Le 25 avril à 20h au cinéma Le Parc (rue Carpay à Droixhe - Liège). Thomas Gérard, permanent responsable de la formation à la CSC Liège-Verviers-Ostbelgien, sera l’un des intervenants lors du débat qui suivra le film.

«Balai Libéré»: l’autogestion des travailleuses du nettoyage de l’Université Catholique de Louvain (1975-1990).
Le 25 février 1975, les ouvrières travaillant pour la société de nettoyage ANIC qui effectuent en sous-traitance les travaux de nettoyage pour l’Université Catholique de Louvain sur le site de Louvain-La Neuve se mettent en grève. Celle-ci éclate suite à la décision du patron d’envoyer une vingtaine de travailleuses sur un chantier à 150 km de leur lieu de travail habituel. Cette grève fait également suite à un précédent conflit avec le patron. Les griefs des ouvrières sont multiples: salaire plus bas que la moyenne, frais de déplacement non-remboursés, des mois de travail non-déclarés, etc.

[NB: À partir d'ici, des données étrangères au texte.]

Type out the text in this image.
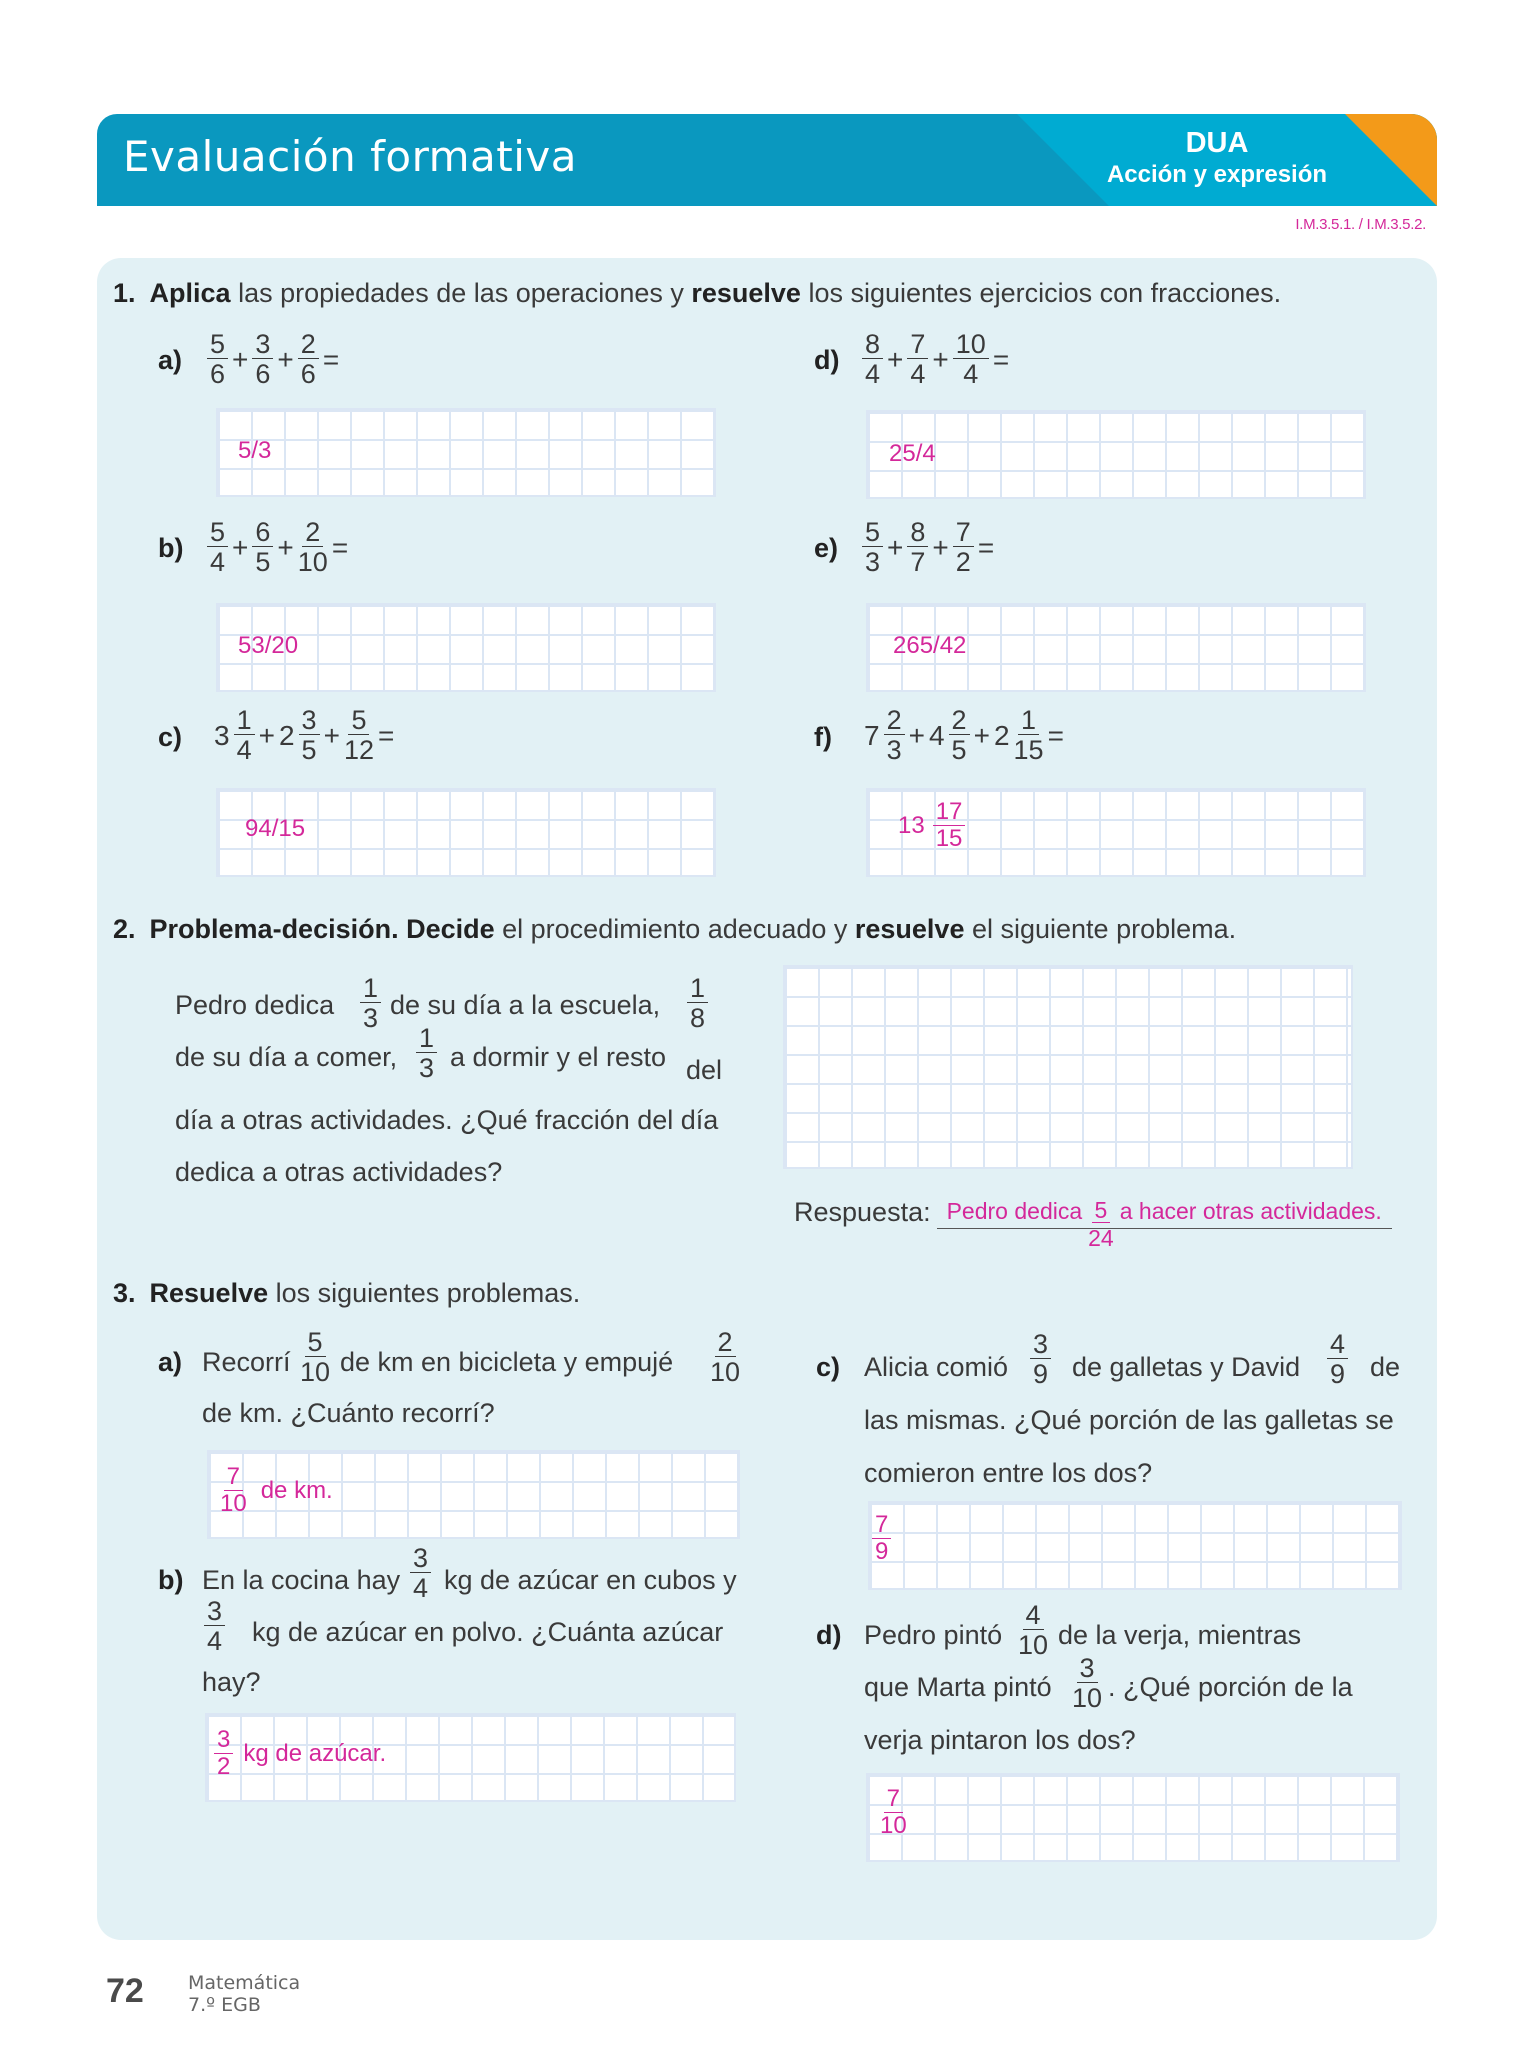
Evaluación formativa	DUA
Acción y expresión
I.M.3.5.1. / I.M.3.5.2.
1. Aplica las propiedades de las operaciones y resuelve los siguientes ejercicios con fracciones.
$a) \frac{5}{6} + \frac{3}{6} + \frac{2}{6}$ =
5/3
$b) \frac{5}{4} + \frac{6}{5} + \frac{2}{10}$ =
53/20
c) $3 \frac{1}{4} + 2 \frac{3}{5} + \frac{5}{12}$ =
94/15
$d) \frac{8}{4} + \frac{7}{4} + \frac{10}{4}$ =
25/4
$e) \frac{5}{3} + \frac{8}{7} + \frac{7}{2}$ =
265/42
f) $7 \frac{2}{3} + 4 \frac{2}{5} + 2 \frac{1}{15}$ =
$13 \frac{17}{15}$
2. Problema-decisión. Decide el procedimiento adecuado y resuelve el siguiente problema.
Pedro dedica $\frac{1}{3}$ de su día a la escuela, $\frac{1}{8}$
de su día a comer, $\frac{1}{3}$ a dormir y el resto del
día a otras actividades. ¿Qué fracción del día
dedica a otras actividades?
Respuesta: Pedro dedica $\frac{5}{24}$ a hacer otras actividades.
3. Resuelve los siguientes problemas.
a) Recorrí $\frac{5}{10}$ de km en bicicleta y empujé $\frac{2}{10}$
de km. ¿Cuánto recorrí?
$\frac{7}{10}$ de km.
b) En la cocina hay $\frac{3}{4}$ kg de azúcar en cubos y
$\frac{3}{4}$ kg de azúcar en polvo. ¿Cuánta azúcar
hay?
$\frac{3}{2}$ kg de azúcar.
c) Alicia comió $\frac{3}{9}$ de galletas y David $\frac{4}{9}$ de
las mismas. ¿Qué porción de las galletas se
comieron entre los dos?
$\frac{7}{9}$
d) Pedro pintó $\frac{4}{10}$ de la verja, mientras
que Marta pintó $\frac{3}{10}$ . ¿Qué porción de la
verja pintaron los dos?
$\frac{7}{10}$
72 Matemática
7.º EGB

Aidées par des militants de la CSC, les ouvrières mettent en place des groupes de travail afin de formuler des revendications. Rapidement, elles commencent à remettre en cause l’utilité d’avoir un patron pour effectuer un travail qu’elles connaissent mieux que quiconque. Quelques jours plus tard, elles adressent une lettre de licenciement à leur patron et à leur brigadier: «Réunies depuis une semaine dans des groupes de travail et en assemblée générale, les ouvrières de feu votre firme ont constaté ce qui suit: tout d’abord, nous constatons après une étude approfondie de notre travail que nous pouvons parfaitement l’organiser entre nous. (…) Ensuite, nous découvrons que votre rôle principal a été de nous acheter notre force de travail à un prix négligeable pour la revendre à un prix d’or à l’UCL (…). Nous sommes au regret de vous signifier votre licenciement sur le champ pour motif grave contre vos ouvrières».

Le 10 mars 1975, elles créent l’ASBL «Le Balai Libéré». En juillet 1979, l’association se convertit en coopérative. La plupart des nettoyeuses et les 6 laveurs et laveuses de vitres prennent des parts dans la coopérative. Des 35 personnes en 1975, elles sont 96 en 1980. L’organisation de l’autogestion évolue à plusieurs reprises durant ses quinze années, avec notamment l’abrogation de toute forme de hiérarchie, et l’instauration d’une tentative de rotation des fonctions dans l’autogestion. «Le Balai Libéré» repose également sur une assemblée générale où les orientations se décident.

Durant ces 15 années, plusieurs améliorations des conditions de travail prennent place: meilleure coordination, conception des horaires liés au transport en commun, aux contraintes de la vie, égalité dans les salaires et augmentation des salaires au barème du secteur, avantages sociaux (par exemple absence sans perte de salaire pour maladie d’un enfant). Cependant, les ouvrières font également face à des difficultés internes, telles que la prépondérance de certaines ouvrières dans l’organisation, ou encore la marginalisation des laveurs de vitre dans les processus de décision.